I go over to a row of shops to look for something to eat, but all except one are closed because it's Sunday. The open shop is a sort of delicatessen, who tell me they have nothing vegetarian. But I spot a small cold omelette on a slice of bread in the display and buy that. Mmmmm.
Have a look round the venue, it's Petr's own club, run by him and his wife. Large black room with the floor dropping in steps to a wide stage. Upstairs there's a couple of comfortable band rooms with some beds. I move my gear over from the Pension and settle myself in there instead. Not that there'll be much sleep tonight, we have to leave for Prague airport at 5.00 the next morning.

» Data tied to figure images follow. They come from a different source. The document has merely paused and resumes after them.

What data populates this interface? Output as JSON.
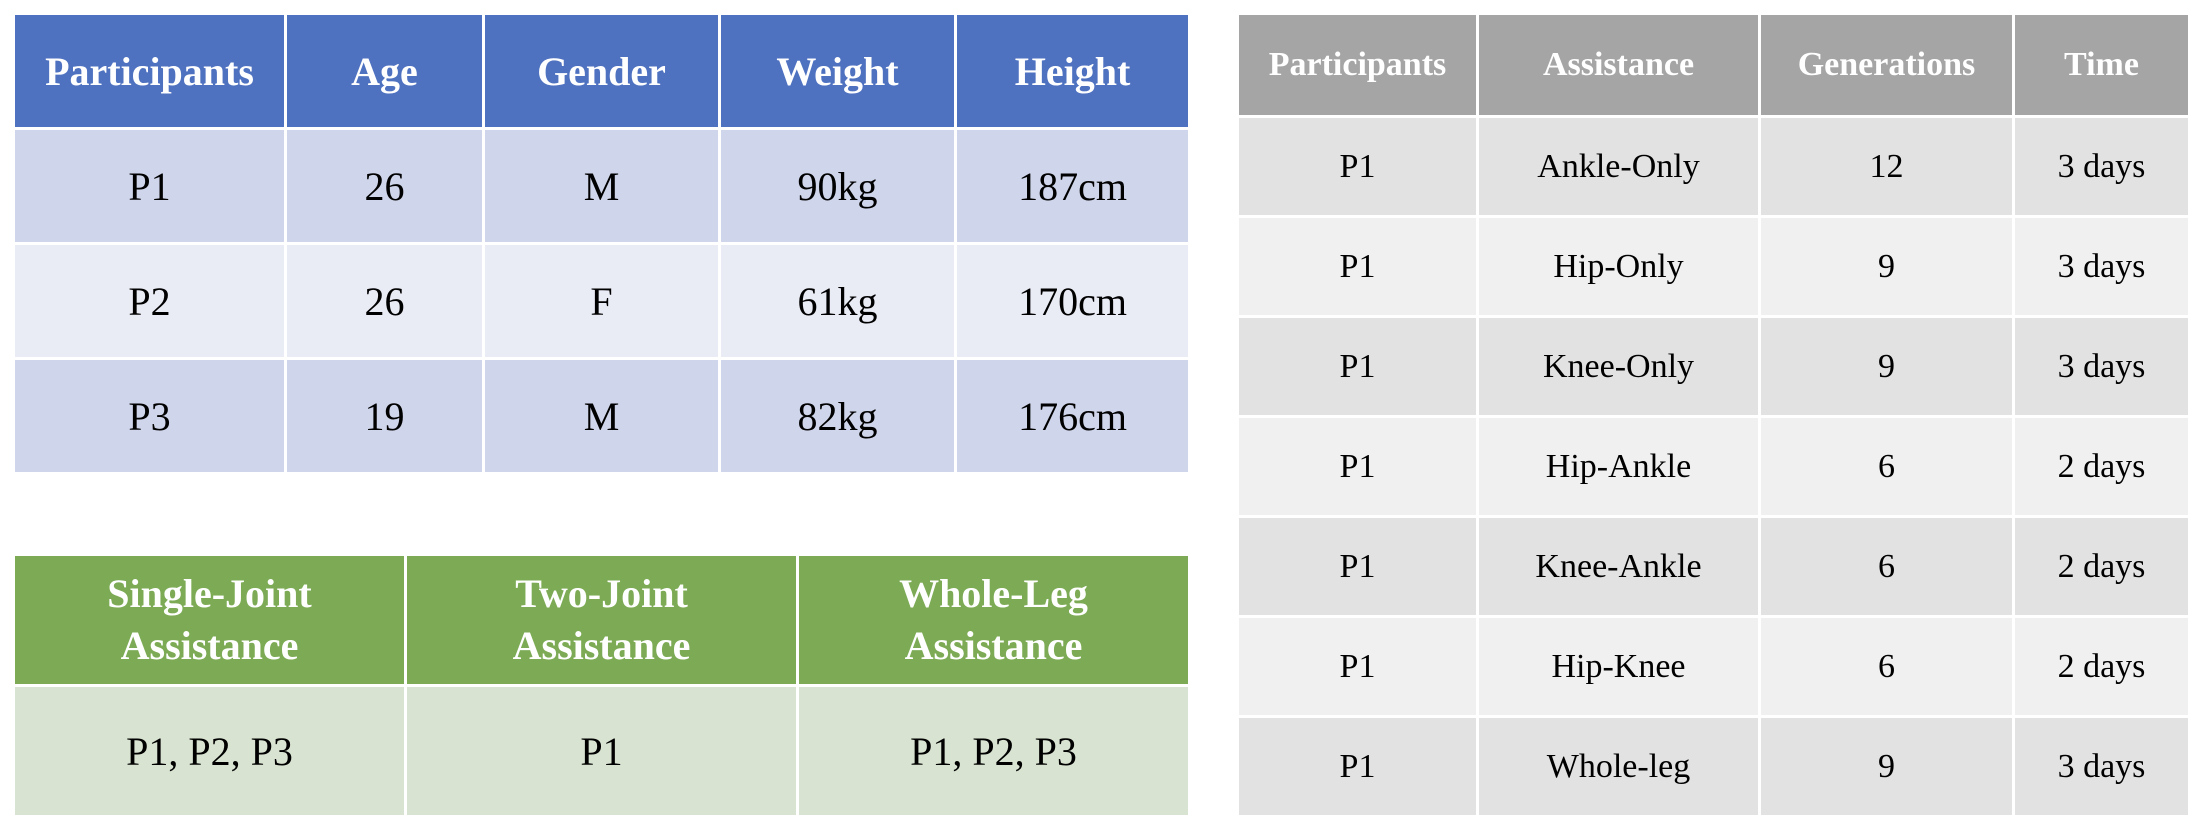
{
  "participants_table": {
    "headers": [
      "Participants",
      "Age",
      "Gender",
      "Weight",
      "Height"
    ],
    "rows": [
      [
        "P1",
        "26",
        "M",
        "90kg",
        "187cm"
      ],
      [
        "P2",
        "26",
        "F",
        "61kg",
        "170cm"
      ],
      [
        "P3",
        "19",
        "M",
        "82kg",
        "176cm"
      ]
    ]
  },
  "coverage_table": {
    "headers": [
      [
        "Single-Joint",
        "Assistance"
      ],
      [
        "Two-Joint",
        "Assistance"
      ],
      [
        "Whole-Leg",
        "Assistance"
      ]
    ],
    "row": [
      "P1, P2, P3",
      "P1",
      "P1, P2, P3"
    ]
  },
  "generations_table": {
    "headers": [
      "Participants",
      "Assistance",
      "Generations",
      "Time"
    ],
    "rows": [
      [
        "P1",
        "Ankle-Only",
        "12",
        "3 days"
      ],
      [
        "P1",
        "Hip-Only",
        "9",
        "3 days"
      ],
      [
        "P1",
        "Knee-Only",
        "9",
        "3 days"
      ],
      [
        "P1",
        "Hip-Ankle",
        "6",
        "2 days"
      ],
      [
        "P1",
        "Knee-Ankle",
        "6",
        "2 days"
      ],
      [
        "P1",
        "Hip-Knee",
        "6",
        "2 days"
      ],
      [
        "P1",
        "Whole-leg",
        "9",
        "3 days"
      ]
    ]
  },
  "colors": {
    "blue_header": "#4e71c0",
    "blue_row_dark": "#cfd5ea",
    "blue_row_light": "#e9ebf5",
    "green_header": "#7dab55",
    "green_row": "#d8e3d1",
    "gray_header": "#a5a5a5",
    "gray_row_dark": "#e2e2e2",
    "gray_row_light": "#f0f0f0"
  }
}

The Subs go back to the Pension, and Petr goes to a football match. I take a long walk into town in the late afternoon dusk and send a couple of postcards. Don't know what post boxes look like here. May have posted them in a litter bin.

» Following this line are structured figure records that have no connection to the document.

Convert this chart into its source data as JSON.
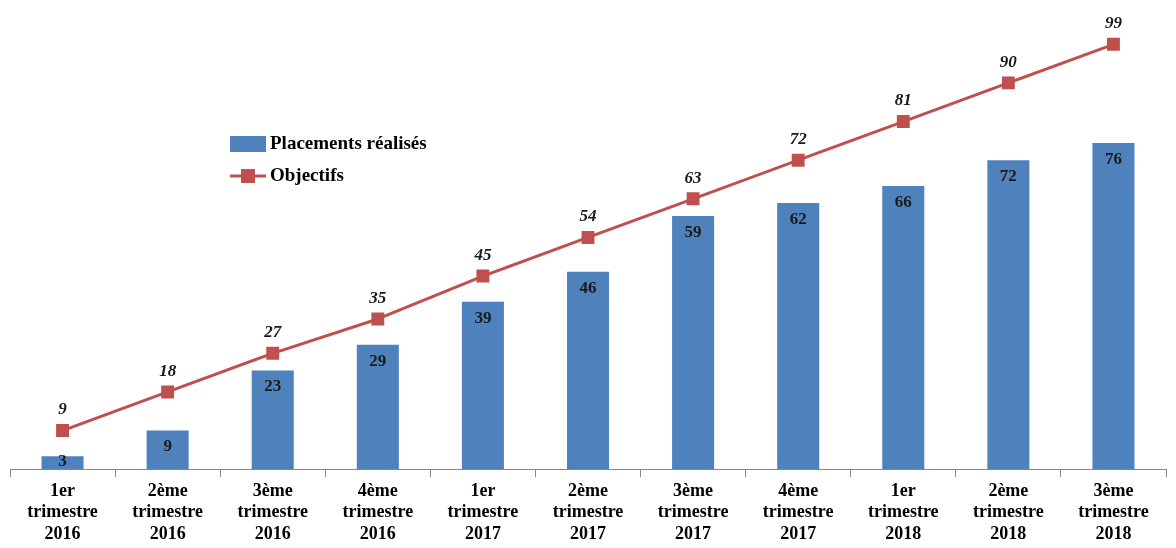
{
  "chart_data": {
    "type": "bar",
    "categories": [
      "1er trimestre 2016",
      "2ème trimestre 2016",
      "3ème trimestre 2016",
      "4ème trimestre 2016",
      "1er trimestre 2017",
      "2ème trimestre 2017",
      "3ème trimestre 2017",
      "4ème trimestre 2017",
      "1er trimestre 2018",
      "2ème trimestre 2018",
      "3ème trimestre 2018"
    ],
    "series": [
      {
        "name": "Placements réalisés",
        "color": "#4f81bd",
        "values": [
          3,
          9,
          23,
          29,
          39,
          46,
          59,
          62,
          66,
          72,
          76
        ]
      },
      {
        "name": "Objectifs",
        "type": "line",
        "color": "#c0504d",
        "marker": "square",
        "values": [
          9,
          18,
          27,
          35,
          45,
          54,
          63,
          72,
          81,
          90,
          99
        ]
      }
    ],
    "data_labels": true,
    "legend": "top left",
    "grid": false
  }
}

I'd heard that Teplice was a rather grim industrial town, but the centre is pretty, lots of grand and eccentric sixteenth and seventeenth century buildings, decked out in a broad palette of deep pastels. As I wander around, I notice that I have been absentmindedly swiping away a loose hair from my face for a while now. I stop and investigate. There is a spider living on my head.
The evening comes in cold, and I walk back to the club. Pass a bus with the destination, "2 Anger."
Ten thousand people at the football, but only about fifty in the club as the first band takes the stage to no applause. It's not much better for the second band, and after every song there is a deathly silence. I'm getting a bit concerned, but by the time I start at about 11.00 there's a couple of hundred in and after I've explained that it would be perfectly OK with me if anyone wanted to clap after the songs if they liked them, everything goes great. I'm really impressed with the enthusiasm of the Czech audiences, even if sometimes - like tonight - they need a bit of a push.
When the Subs come on the whole crowd goes instantly punk rock berserk, slamming themselves all over the dance floor.
We hang around the dressing room for a while then move to the upstairs room to escape an extremely drunk man who will only speak in Russian, and is clearly making no sense in any language. The stairs are so steep he can't follow us up.
Now we have the problem: a couple of hours sleep, or go through? After spending a while in the club bar, where things are getting increasingly raucous as everyone sings along to Czech records blasting through the sound system, I go back upstairs at 4.30 and have a half hour doze on the bed, fully-clothed, until the call comes for us to leave.
Even though it's early, we're still late, speeding through the rain to Prague airport, arriving just in time to dash through the concourse and catch the flight. Before we leave, Petr suggests I come back in the Spring for a bigger tour. Would I say no?